Mercedes’ ”mbrace” telematics system is on hand to impress one’s colleagues by connecting the car with data-enabled phones to perform functions like remotely locking and unlocking the doors and alerting the owner if the alarm system is trig-gered.
The Mercedes SL remains the gold standard for those who can afford to drive one of the sleekest looking and best-performing, yet reasonably well-mannered luxury roadsters this side of a Ferrari.

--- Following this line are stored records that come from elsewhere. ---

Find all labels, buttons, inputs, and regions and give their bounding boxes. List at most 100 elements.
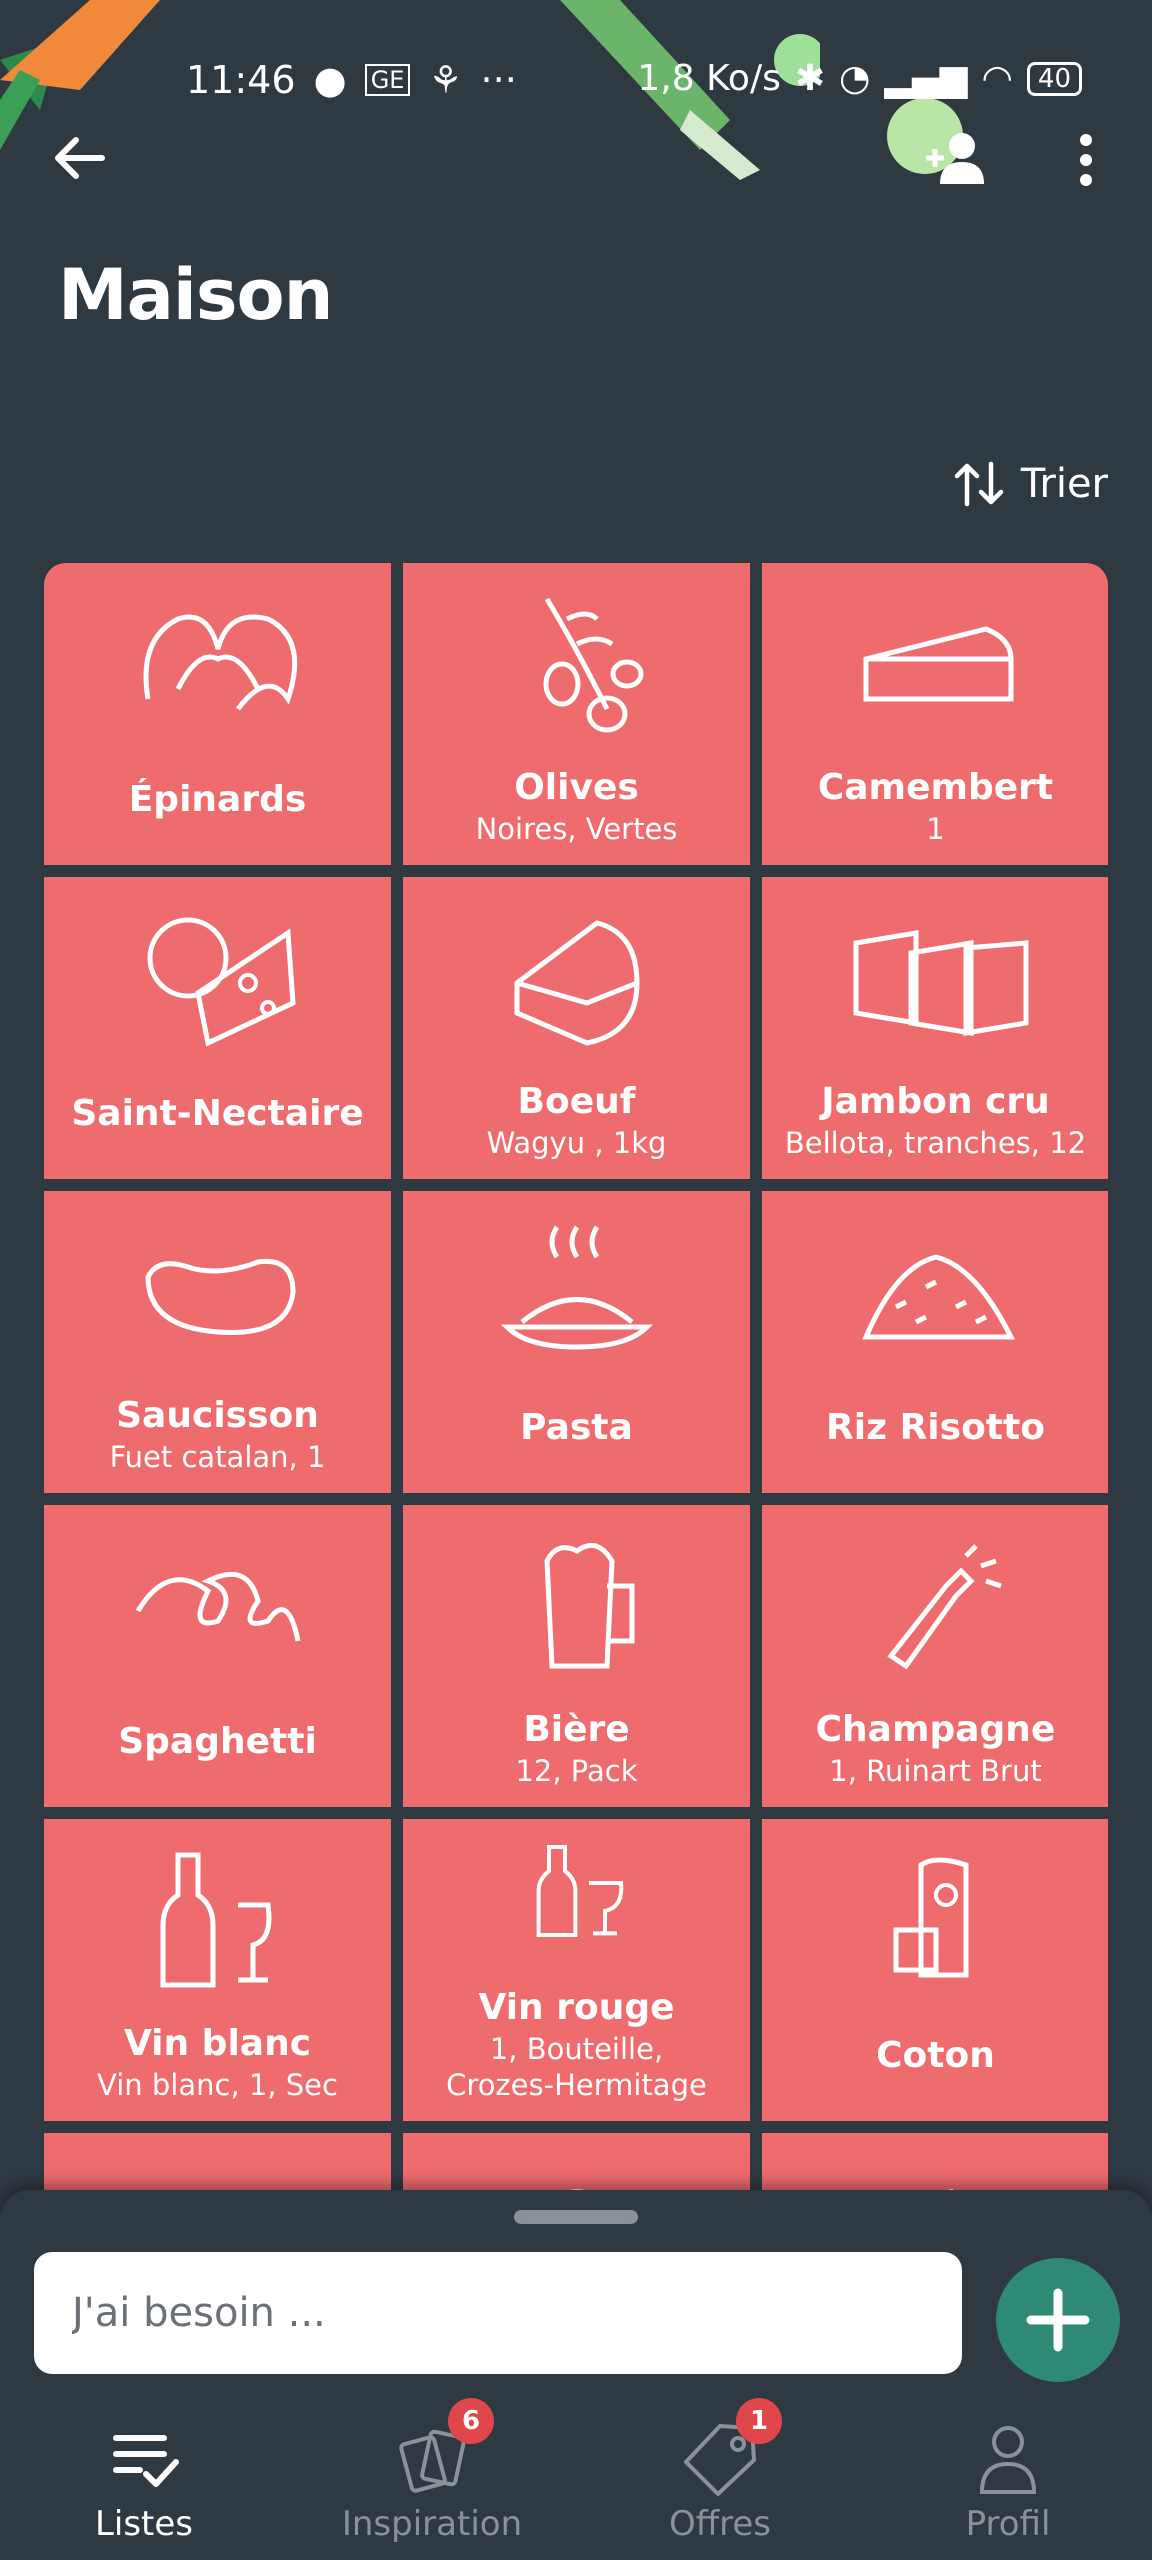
item-tile[interactable]: Pasta	[403, 1191, 750, 1493]
nav-label: Inspiration	[341, 2504, 523, 2544]
cheese-icon	[147, 917, 296, 1047]
tag-icon: 1	[680, 2398, 782, 2498]
item-detail: Noires, Vertes	[475, 812, 678, 846]
item-tile[interactable]: Coton	[762, 1819, 1108, 2121]
white-wine-icon	[160, 1852, 271, 1988]
item-detail: 1, Bouteille, Crozes-Hermitage	[446, 2032, 707, 2102]
add-item-button[interactable]	[996, 2258, 1120, 2382]
status-right: 1,8 Ko/s ✱ ◔ ▂▄▆ ◠ 40	[637, 58, 1082, 99]
cheese-wedge-icon	[863, 626, 1013, 702]
plus-icon	[1026, 2288, 1090, 2352]
sort-button[interactable]: Trier	[953, 460, 1108, 508]
item-tile[interactable]: Saint-Nectaire	[44, 877, 391, 1179]
nav-item-profil[interactable]: Profil	[898, 2390, 1118, 2544]
list-check-icon	[104, 2418, 184, 2498]
status-time: 11:46	[186, 58, 296, 102]
cotton-icon	[893, 1857, 968, 1978]
rice-icon	[861, 1254, 1015, 1340]
need-input[interactable]	[34, 2252, 962, 2374]
item-detail: 1	[926, 812, 945, 846]
more-notifications-icon: ···	[480, 58, 517, 102]
item-tile[interactable]: Bière 12, Pack	[403, 1505, 750, 1807]
inspiration-badge: 6	[448, 2398, 494, 2444]
item-tile[interactable]	[403, 2133, 750, 2193]
signal-icon: ▂▄▆	[884, 58, 968, 99]
pasta-icon	[500, 1225, 653, 1350]
more-vert-icon[interactable]	[1066, 130, 1106, 190]
bottom-navigation: Listes 6 Inspiration 1 Offres Profil	[0, 2390, 1152, 2560]
item-name: Riz Risotto	[826, 1407, 1045, 1448]
bluetooth-icon: ✱	[794, 58, 825, 99]
status-left: 11:46 ● GE ⚘ ···	[186, 58, 517, 102]
champagne-icon	[886, 1544, 1002, 1670]
item-name: Spaghetti	[118, 1721, 317, 1762]
item-tile[interactable]: Champagne 1, Ruinart Brut	[762, 1505, 1108, 1807]
back-arrow-icon[interactable]	[50, 128, 110, 188]
item-name: Saucisson	[116, 1395, 319, 1436]
item-name: Camembert	[817, 767, 1054, 808]
battery-icon: 40	[1026, 61, 1082, 96]
item-tile[interactable]: Riz Risotto	[762, 1191, 1108, 1493]
spaghetti-icon	[135, 1571, 300, 1642]
item-detail: Vin blanc, 1, Sec	[97, 2068, 338, 2102]
sausage-icon	[144, 1258, 296, 1335]
item-tile[interactable]: Spaghetti	[44, 1505, 391, 1807]
item-name: Bière	[523, 1709, 630, 1750]
item-name: Saint-Nectaire	[71, 1093, 364, 1134]
item-name: Champagne	[815, 1709, 1056, 1750]
bread-icon	[118, 2159, 318, 2193]
item-detail: Fuet catalan, 1	[109, 1440, 326, 1474]
item-tile[interactable]	[44, 2133, 391, 2193]
item-name: Coton	[876, 2035, 995, 2076]
person-icon	[968, 2418, 1048, 2498]
jar-icon	[561, 2189, 592, 2193]
sheet-drag-handle[interactable]	[514, 2210, 638, 2224]
nav-item-offres[interactable]: 1 Offres	[610, 2390, 830, 2544]
page-title: Maison	[58, 254, 333, 336]
item-tile[interactable]	[762, 2133, 1108, 2193]
item-detail: 12, Pack	[515, 1754, 638, 1788]
item-detail: 1, Ruinart Brut	[829, 1754, 1042, 1788]
beef-icon	[514, 920, 640, 1046]
red-wine-icon	[536, 1845, 623, 1937]
item-name: Vin blanc	[123, 2023, 312, 2064]
nav-label: Offres	[668, 2504, 772, 2544]
beer-icon	[543, 1542, 634, 1669]
item-name: Boeuf	[517, 1081, 636, 1122]
item-name: Vin rouge	[478, 1987, 675, 2028]
nav-label: Profil	[965, 2504, 1051, 2544]
item-name: Olives	[514, 767, 639, 808]
item-name: Pasta	[520, 1407, 633, 1448]
item-grid: Épinards Olives Noires, Vertes Camembert…	[44, 563, 1108, 2193]
nav-item-listes[interactable]: Listes	[34, 2390, 254, 2544]
item-tile[interactable]: Vin blanc Vin blanc, 1, Sec	[44, 1819, 391, 2121]
item-tile[interactable]: Camembert 1	[762, 563, 1108, 865]
item-tile[interactable]: Épinards	[44, 563, 391, 865]
network-speed: 1,8 Ko/s	[637, 58, 781, 99]
add-user-icon[interactable]	[920, 128, 990, 188]
carrot-icon	[948, 2188, 953, 2193]
item-name: Épinards	[128, 779, 307, 820]
item-tile[interactable]: Saucisson Fuet catalan, 1	[44, 1191, 391, 1493]
item-tile[interactable]: Olives Noires, Vertes	[403, 563, 750, 865]
chat-icon: ●	[313, 58, 347, 102]
ham-icon	[853, 930, 1028, 1036]
item-tile[interactable]: Jambon cru Bellota, tranches, 12	[762, 877, 1108, 1179]
item-name: Jambon cru	[821, 1081, 1050, 1122]
nav-item-inspiration[interactable]: 6 Inspiration	[322, 2390, 542, 2544]
nav-label: Listes	[94, 2504, 194, 2544]
ge-icon: GE	[364, 64, 411, 96]
item-tile[interactable]: Boeuf Wagyu , 1kg	[403, 877, 750, 1179]
cards-icon: 6	[392, 2398, 494, 2498]
item-tile[interactable]: Vin rouge 1, Bouteille, Crozes-Hermitage	[403, 1819, 750, 2121]
sort-icon	[954, 461, 1004, 507]
alarm-icon: ◔	[839, 58, 871, 99]
spinach-icon	[143, 614, 297, 711]
hub-icon: ⚘	[428, 58, 463, 102]
sort-label: Trier	[1020, 461, 1108, 507]
item-detail: Wagyu , 1kg	[486, 1126, 667, 1160]
wifi-icon: ◠	[981, 58, 1013, 99]
item-detail: Bellota, tranches, 12	[784, 1126, 1087, 1160]
offres-badge: 1	[736, 2398, 782, 2444]
olives-icon	[543, 597, 643, 733]
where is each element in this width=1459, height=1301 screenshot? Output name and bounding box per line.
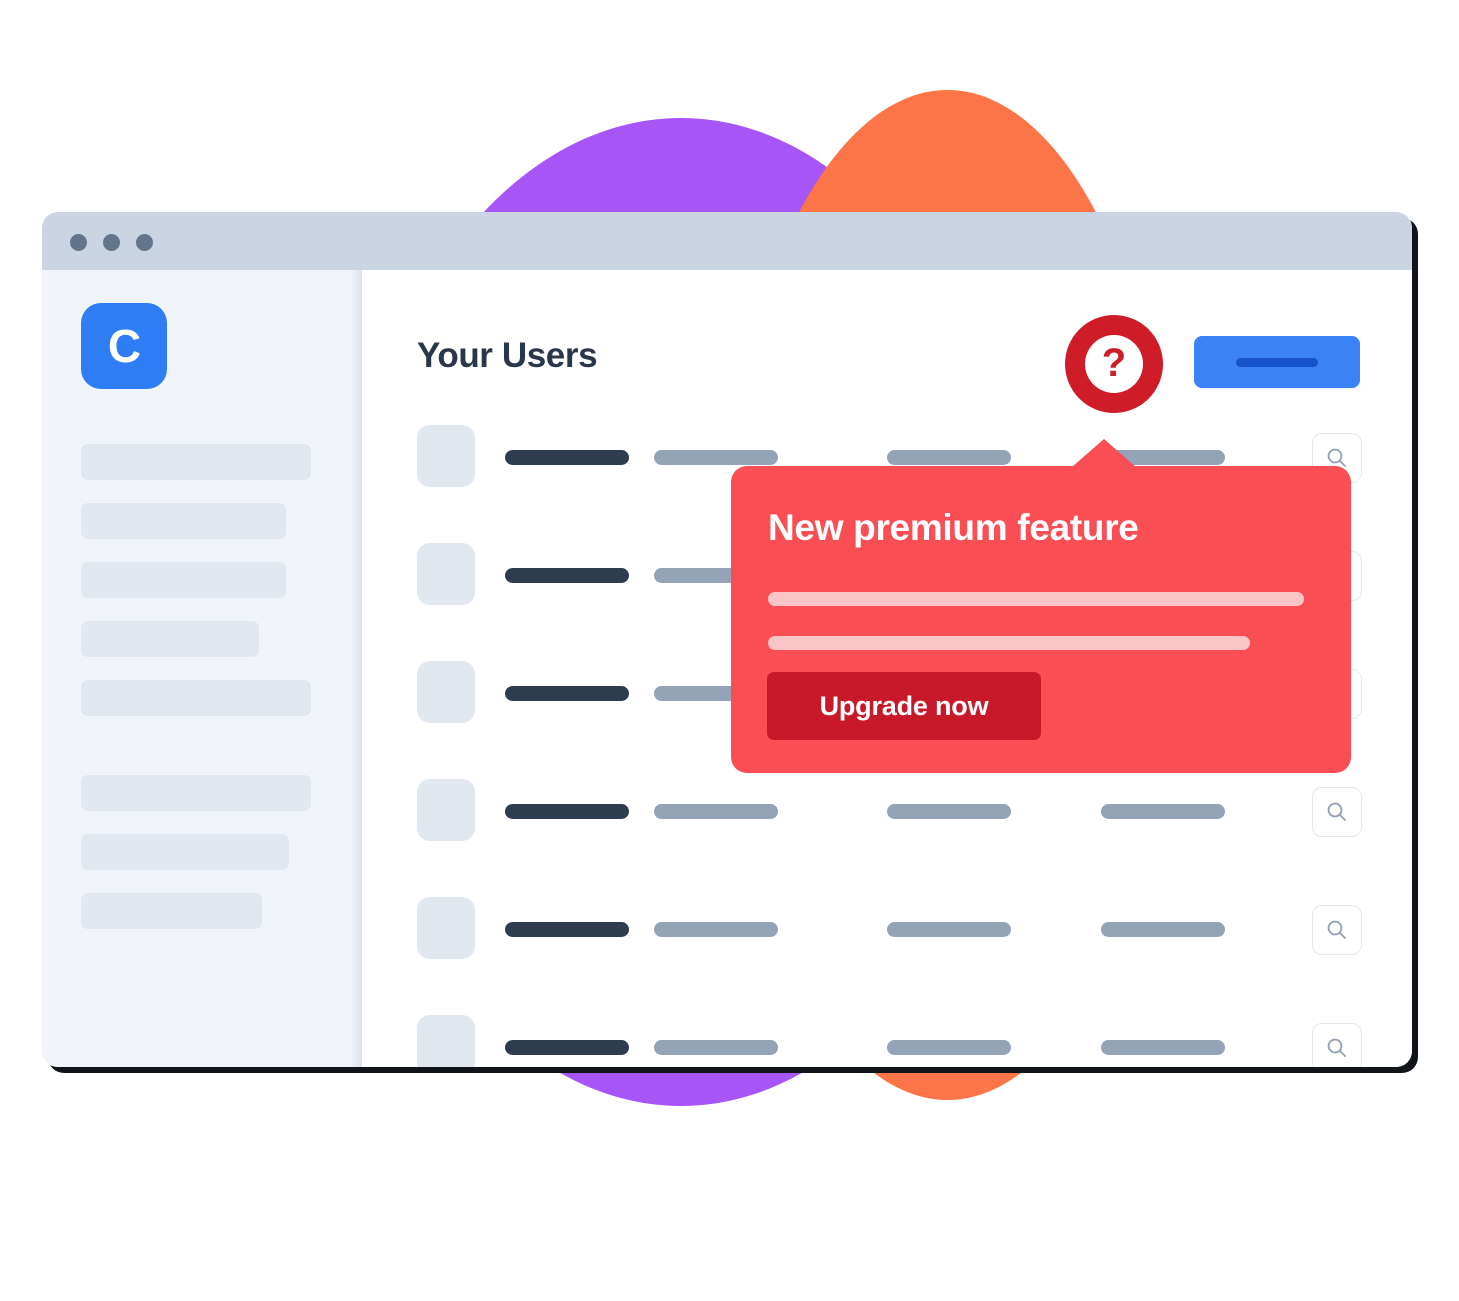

Mercedes SL-Class Quick Facts
Engine: 5.5-liter V8, 6.2-liter V8, 6.0-liter Turbo V12
Horsepower: 382 @ 6,000 rpm, 518 @ 6,800 rpm 604 @ 4,800 rpm
Torque 391 @ 2,800 rpm, 465 @,200 rpm 738 @ 2,000 rpm
City/Highway: MPG 12/18-14/21
Transmission: 7-Spd Automatic, 7-Spd Auto Manual, 5-Spd Automatic
Wheelbase: 100.8 in
Overall: Length 180.4 in
Width: 81.4 in
Height: 51.1 in
Curb Weight: 4,220 lbs
MSRP: $113,150 – $209,300
Did You Know?
While a vehicle called the American Mercedes was sold briefly in the U.S. at the turn of the 20th century – piano mogul William Steinway built it in Long Island City, New York under license from Gottlieb Daimler – Mercedes-Benz wouldn’t begin selling cars in earnest here until 1952. For most automotive aficionados of that era, the brand was known for its legendary 300SL coupe. A true “dream car,” the 300SL was characterized by its futuristic styling, with dramatic vertical-opening gullwing doors. Its 3.0-liter 215-horsepower. Six-cylinder engine propelled the coupe to a top speed of 155 mph, which even today would classify it as a fairly quick car.